I've been struggling with this issue for a very long time. I've always felt that there was something "more", but never knew what it was. Still don't, really. I've never been content with what i believe. On one hand i really want to believe that there is a God and he created us all and we'll be with him again. But my logical "have to see it to believe it" brain of mine takes over and i start doubting. How do you have that faith? Chuck told me the other night that that is what faith is. Believing in something with no evidence. Which i guess some could argue saying that there is enough historical evidence to believe without a doubt. I've thought about that, and in my limited knowledge i still think "Well how do I KNOW that there is a God in Heaven?". (
Obviously i need to do a LOT more reading and research)
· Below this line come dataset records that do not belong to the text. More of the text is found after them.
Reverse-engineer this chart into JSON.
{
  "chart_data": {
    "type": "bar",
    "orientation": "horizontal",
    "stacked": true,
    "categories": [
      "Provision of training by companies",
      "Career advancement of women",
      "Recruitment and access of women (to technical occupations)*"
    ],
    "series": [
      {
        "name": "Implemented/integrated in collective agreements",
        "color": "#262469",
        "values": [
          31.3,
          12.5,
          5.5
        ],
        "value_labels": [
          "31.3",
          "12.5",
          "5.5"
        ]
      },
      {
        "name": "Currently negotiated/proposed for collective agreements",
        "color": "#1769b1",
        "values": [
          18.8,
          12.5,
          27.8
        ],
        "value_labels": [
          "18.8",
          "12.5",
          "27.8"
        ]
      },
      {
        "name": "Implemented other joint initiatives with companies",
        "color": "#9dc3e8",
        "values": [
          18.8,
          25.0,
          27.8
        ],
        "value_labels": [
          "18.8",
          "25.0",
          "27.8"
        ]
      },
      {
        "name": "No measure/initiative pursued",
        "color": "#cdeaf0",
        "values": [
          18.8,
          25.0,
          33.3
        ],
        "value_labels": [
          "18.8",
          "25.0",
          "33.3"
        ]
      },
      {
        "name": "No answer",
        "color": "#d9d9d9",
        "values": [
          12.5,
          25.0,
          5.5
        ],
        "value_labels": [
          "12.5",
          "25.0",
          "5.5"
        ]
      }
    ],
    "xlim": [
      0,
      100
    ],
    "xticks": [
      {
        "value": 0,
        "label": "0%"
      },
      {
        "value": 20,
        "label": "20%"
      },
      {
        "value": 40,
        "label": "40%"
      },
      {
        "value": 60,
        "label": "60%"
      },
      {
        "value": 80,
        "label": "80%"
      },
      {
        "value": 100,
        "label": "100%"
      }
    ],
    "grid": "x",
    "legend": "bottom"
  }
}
Being raised in the LDS heavy state that i was, this has been something i've thought about a lot since i was little. You cant really escape religion around here! But it's just been the last few years (since my Dad died and my son was born) that it's really started to weigh heavy on my heart. More specifically, the last few weeks have brought it front and center. My youngest brother was in two potentially life threatening car accidents within two weeks, but barely had a scratch on him. I felt in my heart that our dad was watching over him. Then i was talking to my other brother and he said the same thing. We both came to the conclusion that the first accident was my dad "teaching" Carson defensive driving, because he would have been the one to do that had he been here, which probably very well saved his life. And the second accident was dad teaching Carson that doing stupid things in vehicles is not smart. Because, goodness knows, my dad has been there and done that! lol! (BTW, thanks a lot dad....why MY car??? ;) Sheesh.....)
Then the other day, i bought a new CD. I love music, particularly country music. With country music comes God. I've always loved country songs about faith. They always make me feel better about my standing with God. For some reason, this particular song on this CD hit me harder than the rest. It's about a man telling his granddaughter about building their home out of the heart of the wood, and making a guitar and the music being in the heart of the wood. The final verse is about the cross made of wood. The last line says "it held the son of God like it should but i bet it broke the heart of the wood". I cry every time i hear it. There's also a song called "Loved the Hell" about a woman loving her husband so much she loved the hell right out of him. (which is a different blog for a different day!) .....And one about saying goodbye to a loved one that has died. Seriously, i cry throughout the whole CD, but i still listen to it over and over! (It's Joey + Rory, by the way. Google them, they are amazing)
Anyways, my whole point of this rambling is; i've come to the point in my life that i really feel compelled to find what it is i've been wondering about for so long. I've started doing a bit of research and i found a great article that made me feel pretty confident that i'm not completely hopeless. I saved a quote from it:
"Faith causes questions and seeks answers from God and transforms, it sees the mystery of God and his grace and seeks to know and become obedient to God"Which makes me think, if faith causes questions, and i have questions, i must have faith, right??
And boy do i have a lot of questions!! Like, do we believe in God and heaven and angels because it makes us feel better or is there really an afterlife? Where do i start finding the denomination that works for me? Or do i really need to have a denomination? Cant i just study the bible and just know i have my faith in my heart? Does cussing and having an occasional drink put me on the fast track to hell? Not to mention that i'm fairly certain i've broke a commandment or two in my past.
In that same article, i found another bit of info i really liked. The source surprised me, but it was very simple. It is said that in the Qur'an, Allah says "Surely, those who believe, those who are Jewish, the Christians, and the converts; anyone who believes in GOD, and believes in the Last Day, and leads a righteous life, will receive their recompense from their Lord. They have nothing to fear, nor will they grieve"
That is the closest i've come so far to finding something similar to what i *think* i believe. If i believe in God, and live life like he says i should, i'll be fine. I just hope it says somewhere in there that i can make mistakes and still be ok.
So my first step is to go dig out our bible (Which is going to be a feat all it's own, considering the half-packed mess my house is...) and just start reading. I'm sure that will open a whole new mess of questions, but i guess thats what it's all about, right?
Thanks for reading, and if you feel so inclined, share with me your version of faith!